TUDO ACABA EM FUNK
De Tropa de Elite à Jornal Nacional, a periferia, quando retratada, é quase sempre vista como um local de bandido, traficante ou pobreza. Seja nos noticiários televisivos ou jornalísticos, filmes brasileiros ou estrangeiros, boa parte da mídia mostra a favela como um reduto das mazelas da sociedade. O que não é dito pela mídia ou visto pela sociedade é que na favela há muito mais que pobreza, marginalidade e criminalidade, há também formas de cultura.
Tradicionalmente as culturas de massa seguiam um fluxo, vinham das camadas mais altas para as baixas. Seguindo o movimento inverso, o funk surgiu nos subúrbios cariocas, repleto de preconceitos, e hoje lota as casas noturnas mais caras do Brasil.
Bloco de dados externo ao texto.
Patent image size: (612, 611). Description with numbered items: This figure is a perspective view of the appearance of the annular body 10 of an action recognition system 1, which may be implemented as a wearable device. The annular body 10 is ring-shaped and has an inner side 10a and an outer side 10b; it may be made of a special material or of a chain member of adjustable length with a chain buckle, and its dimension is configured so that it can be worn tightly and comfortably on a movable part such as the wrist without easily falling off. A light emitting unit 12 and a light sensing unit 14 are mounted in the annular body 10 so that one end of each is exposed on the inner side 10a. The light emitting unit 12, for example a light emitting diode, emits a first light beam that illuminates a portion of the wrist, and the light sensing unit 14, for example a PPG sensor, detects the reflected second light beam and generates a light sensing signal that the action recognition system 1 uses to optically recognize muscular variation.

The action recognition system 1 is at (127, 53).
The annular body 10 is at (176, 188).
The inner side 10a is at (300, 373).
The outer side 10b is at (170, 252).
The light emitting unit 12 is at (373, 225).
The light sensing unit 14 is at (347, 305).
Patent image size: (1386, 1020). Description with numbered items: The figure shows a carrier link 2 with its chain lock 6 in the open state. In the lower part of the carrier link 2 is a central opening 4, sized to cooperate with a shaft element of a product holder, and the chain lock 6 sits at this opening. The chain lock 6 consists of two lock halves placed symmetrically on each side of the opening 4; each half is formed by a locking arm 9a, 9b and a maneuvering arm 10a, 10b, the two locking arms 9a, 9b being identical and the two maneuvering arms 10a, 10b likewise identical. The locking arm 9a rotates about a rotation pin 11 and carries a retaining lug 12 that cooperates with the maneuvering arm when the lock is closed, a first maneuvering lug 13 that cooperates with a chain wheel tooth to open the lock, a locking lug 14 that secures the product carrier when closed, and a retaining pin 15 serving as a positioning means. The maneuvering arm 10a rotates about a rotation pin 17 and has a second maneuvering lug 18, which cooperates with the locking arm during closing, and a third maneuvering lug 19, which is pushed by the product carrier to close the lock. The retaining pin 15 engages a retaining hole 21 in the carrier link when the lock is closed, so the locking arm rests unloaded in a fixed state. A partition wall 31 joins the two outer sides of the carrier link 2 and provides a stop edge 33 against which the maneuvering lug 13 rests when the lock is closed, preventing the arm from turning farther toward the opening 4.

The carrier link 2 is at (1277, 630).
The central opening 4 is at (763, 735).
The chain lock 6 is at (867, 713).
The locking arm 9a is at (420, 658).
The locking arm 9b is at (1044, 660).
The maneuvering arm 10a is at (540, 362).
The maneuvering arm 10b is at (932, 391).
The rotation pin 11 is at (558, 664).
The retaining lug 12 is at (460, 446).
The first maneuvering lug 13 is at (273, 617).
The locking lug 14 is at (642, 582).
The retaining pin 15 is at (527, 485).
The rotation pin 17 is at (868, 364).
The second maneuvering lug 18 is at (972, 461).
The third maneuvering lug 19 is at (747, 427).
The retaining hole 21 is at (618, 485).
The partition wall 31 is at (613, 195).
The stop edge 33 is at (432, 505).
Desde seu surgimento, na década de 80, nos subúrbios do Rio de Janeiro, o funk foi considerado uma cultura proveniente das classes mais baixas da sociedade e, até então, sempre foi visto com maus olhos por grande parte da população, até mesmo pela indústria fonográfica. Com a recente ascensão da nova classe C, formada por 37 milhões de brasileiros que deixaram a pobreza para virarem consumidores, ficou evidente o estilo de vida dessa camada popular, inclusive para as classes mais altas. Herschmann (2013) afirma que
os meios de comunicação perceberam um novo mercado e abriram um espaço imenso para as manifestações culturais dessa classe emergente. Novelas, programas de variedades, atrações musicais, muita coisa agora enaltece a estética da periferia.
A partir desse momento o funk fica mais evidenciado perante a sociedade e a classe alta passa a apropriar-se do mesmo. Assim, a partir de nossas inquietações e afinidades, compreendemos que a melhor forma de retratar essa cultura é através de um documentário e, com ele, poder dar voz àqueles que raramente têm a chance de opinar.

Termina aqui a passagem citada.